Babygraphy • 01 Oct 2020

Does your baby have jaundice? Not to worry, as it is a very common thing. It happens when babies have a high level of a yellow pigment known as bilirubin which is created during normal red blood cell breakdown.

As new parents tend to worry most, it should bring you comfort to know that jaundice for newborns tends to go away on its own. Your baby’s liver will develop more with every feeding which will help this pigment pass through the body. It generally takes about 2 to 3 weeks.

Some Newborns are More at Risk for Jaundice

Before you get discharged from the hospital with your newborn in the first 3 to 5 days, the staff there will check your baby for jaundice. Generally, babies that are born before the 37th week and are premature are the most at risk.

Other common reasons your newborn might have jaundice is that he or she might not be getting enough breastmilk or formula. Sometimes the flow of milk or the latch on the breast might impede proper feeding so it’s always important to get that proper lock on to help prevent the onset of jaundice.

Newborns that have a blood type that isn’t compatible with their mom tend to wind up with jaundice too. The antibodies can build up and destroy red blood cells, causing a rapid rise in that yellow pigment. Additionally, an infection, enzyme deficiency, blood cell abnormality in your baby, or any internal bleeding may cause jaundice in your newborn.

As mentioned, it should go away on its own but if it lasts longer than that, it could be a sign of an underlying condition. These high bilirubin levels can potentially lead to deafness or brain damage which is why it’s so important for your pediatrician to check for jaundice.

How to Spot Jaundice in Your Newborn

While holding your new baby, take a look at the eyes and skin. If your baby has jaundice, these things will yellow between 2 and 4 days after birth.
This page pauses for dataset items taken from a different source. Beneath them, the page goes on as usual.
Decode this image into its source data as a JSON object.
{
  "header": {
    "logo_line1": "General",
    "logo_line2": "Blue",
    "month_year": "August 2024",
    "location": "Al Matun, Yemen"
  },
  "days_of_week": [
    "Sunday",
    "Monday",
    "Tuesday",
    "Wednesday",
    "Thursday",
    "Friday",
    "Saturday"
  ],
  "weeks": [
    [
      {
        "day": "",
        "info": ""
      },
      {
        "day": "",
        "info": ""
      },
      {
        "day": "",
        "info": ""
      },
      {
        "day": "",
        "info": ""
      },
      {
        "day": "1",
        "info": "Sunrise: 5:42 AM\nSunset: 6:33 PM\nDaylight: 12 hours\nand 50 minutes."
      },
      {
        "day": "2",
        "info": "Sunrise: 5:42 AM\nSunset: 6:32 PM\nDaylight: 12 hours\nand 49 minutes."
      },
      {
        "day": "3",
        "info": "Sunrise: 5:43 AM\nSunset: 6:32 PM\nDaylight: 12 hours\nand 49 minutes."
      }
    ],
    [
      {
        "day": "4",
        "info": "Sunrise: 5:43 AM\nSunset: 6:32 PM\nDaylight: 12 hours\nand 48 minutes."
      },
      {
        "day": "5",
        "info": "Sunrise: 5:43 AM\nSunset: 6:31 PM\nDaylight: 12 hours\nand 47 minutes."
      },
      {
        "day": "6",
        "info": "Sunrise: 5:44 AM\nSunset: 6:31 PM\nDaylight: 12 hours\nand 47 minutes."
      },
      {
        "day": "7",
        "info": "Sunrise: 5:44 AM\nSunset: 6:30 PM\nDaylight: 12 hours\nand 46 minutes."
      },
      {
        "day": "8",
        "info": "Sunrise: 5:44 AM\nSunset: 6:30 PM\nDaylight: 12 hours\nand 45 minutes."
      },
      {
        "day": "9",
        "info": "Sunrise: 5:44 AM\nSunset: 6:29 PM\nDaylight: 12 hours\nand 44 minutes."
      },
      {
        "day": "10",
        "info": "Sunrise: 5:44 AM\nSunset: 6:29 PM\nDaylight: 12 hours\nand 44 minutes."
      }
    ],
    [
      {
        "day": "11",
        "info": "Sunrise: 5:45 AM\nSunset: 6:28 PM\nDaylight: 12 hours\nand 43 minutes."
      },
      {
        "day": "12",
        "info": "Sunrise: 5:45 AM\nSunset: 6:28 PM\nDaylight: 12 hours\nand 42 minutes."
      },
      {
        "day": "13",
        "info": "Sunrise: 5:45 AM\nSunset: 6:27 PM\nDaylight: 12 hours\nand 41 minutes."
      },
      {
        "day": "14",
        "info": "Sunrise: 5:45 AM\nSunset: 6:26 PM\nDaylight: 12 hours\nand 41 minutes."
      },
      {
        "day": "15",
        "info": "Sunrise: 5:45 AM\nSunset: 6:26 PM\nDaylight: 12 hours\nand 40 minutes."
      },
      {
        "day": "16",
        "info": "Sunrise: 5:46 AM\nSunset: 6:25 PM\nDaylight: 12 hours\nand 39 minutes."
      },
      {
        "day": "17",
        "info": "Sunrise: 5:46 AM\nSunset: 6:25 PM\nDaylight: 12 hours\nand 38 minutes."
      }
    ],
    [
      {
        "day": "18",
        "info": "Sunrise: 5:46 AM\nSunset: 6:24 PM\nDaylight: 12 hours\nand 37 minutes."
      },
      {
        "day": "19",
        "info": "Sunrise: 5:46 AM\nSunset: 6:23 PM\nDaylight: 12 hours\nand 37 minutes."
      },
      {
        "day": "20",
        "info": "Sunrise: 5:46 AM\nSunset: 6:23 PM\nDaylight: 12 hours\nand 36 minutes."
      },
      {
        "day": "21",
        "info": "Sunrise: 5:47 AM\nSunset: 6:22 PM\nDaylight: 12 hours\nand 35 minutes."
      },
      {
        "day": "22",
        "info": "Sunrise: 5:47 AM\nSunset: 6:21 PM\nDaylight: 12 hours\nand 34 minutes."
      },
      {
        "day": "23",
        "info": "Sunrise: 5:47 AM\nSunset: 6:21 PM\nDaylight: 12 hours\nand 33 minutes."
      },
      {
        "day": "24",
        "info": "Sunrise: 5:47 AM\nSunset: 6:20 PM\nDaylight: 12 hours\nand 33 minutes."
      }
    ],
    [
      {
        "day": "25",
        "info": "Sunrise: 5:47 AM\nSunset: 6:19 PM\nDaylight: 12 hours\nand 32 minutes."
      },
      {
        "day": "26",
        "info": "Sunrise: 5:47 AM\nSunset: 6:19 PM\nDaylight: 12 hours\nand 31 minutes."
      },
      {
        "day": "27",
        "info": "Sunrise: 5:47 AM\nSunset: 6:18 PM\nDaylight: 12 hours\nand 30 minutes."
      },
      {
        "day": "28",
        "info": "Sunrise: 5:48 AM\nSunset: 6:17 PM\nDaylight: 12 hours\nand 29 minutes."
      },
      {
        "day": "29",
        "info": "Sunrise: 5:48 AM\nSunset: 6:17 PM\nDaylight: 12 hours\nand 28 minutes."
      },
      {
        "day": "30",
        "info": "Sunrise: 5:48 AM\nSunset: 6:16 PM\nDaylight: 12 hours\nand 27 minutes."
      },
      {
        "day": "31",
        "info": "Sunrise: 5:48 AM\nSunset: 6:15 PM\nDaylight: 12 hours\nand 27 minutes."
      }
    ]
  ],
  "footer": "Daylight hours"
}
It generally will start in the face. You can do a small test with your finger to see. Gently press your baby’s skin and if that area becomes yellow, you may be dealing with jaundice. There’s no need to panic as the doctors and nurses will run all the necessary checks.

But what if you’re already home? How do you know when to call the doctor or if you’re just panicking? Again, it helps to remain calm and remember that jaundice is very common. But if other symptoms appear with it, you’ll want to call the doctor.

If you see the jaundice spread to other areas or it looks worse, a fever over 100F develops, the yellow color gets deeper, or your baby has changes in behavior, it’s important to get things checked out. Those jaundice behavioral changes can include poor feeding, listlessness, and high-pitched cries.

Should your newborn have jaundice, your doctor can help get everything back to normal again. Knowing what to look for should put your mind at ease and let you enjoy being a new parent!

  • * This article is not done by medical professionals. Please seek professional advice when problem arises.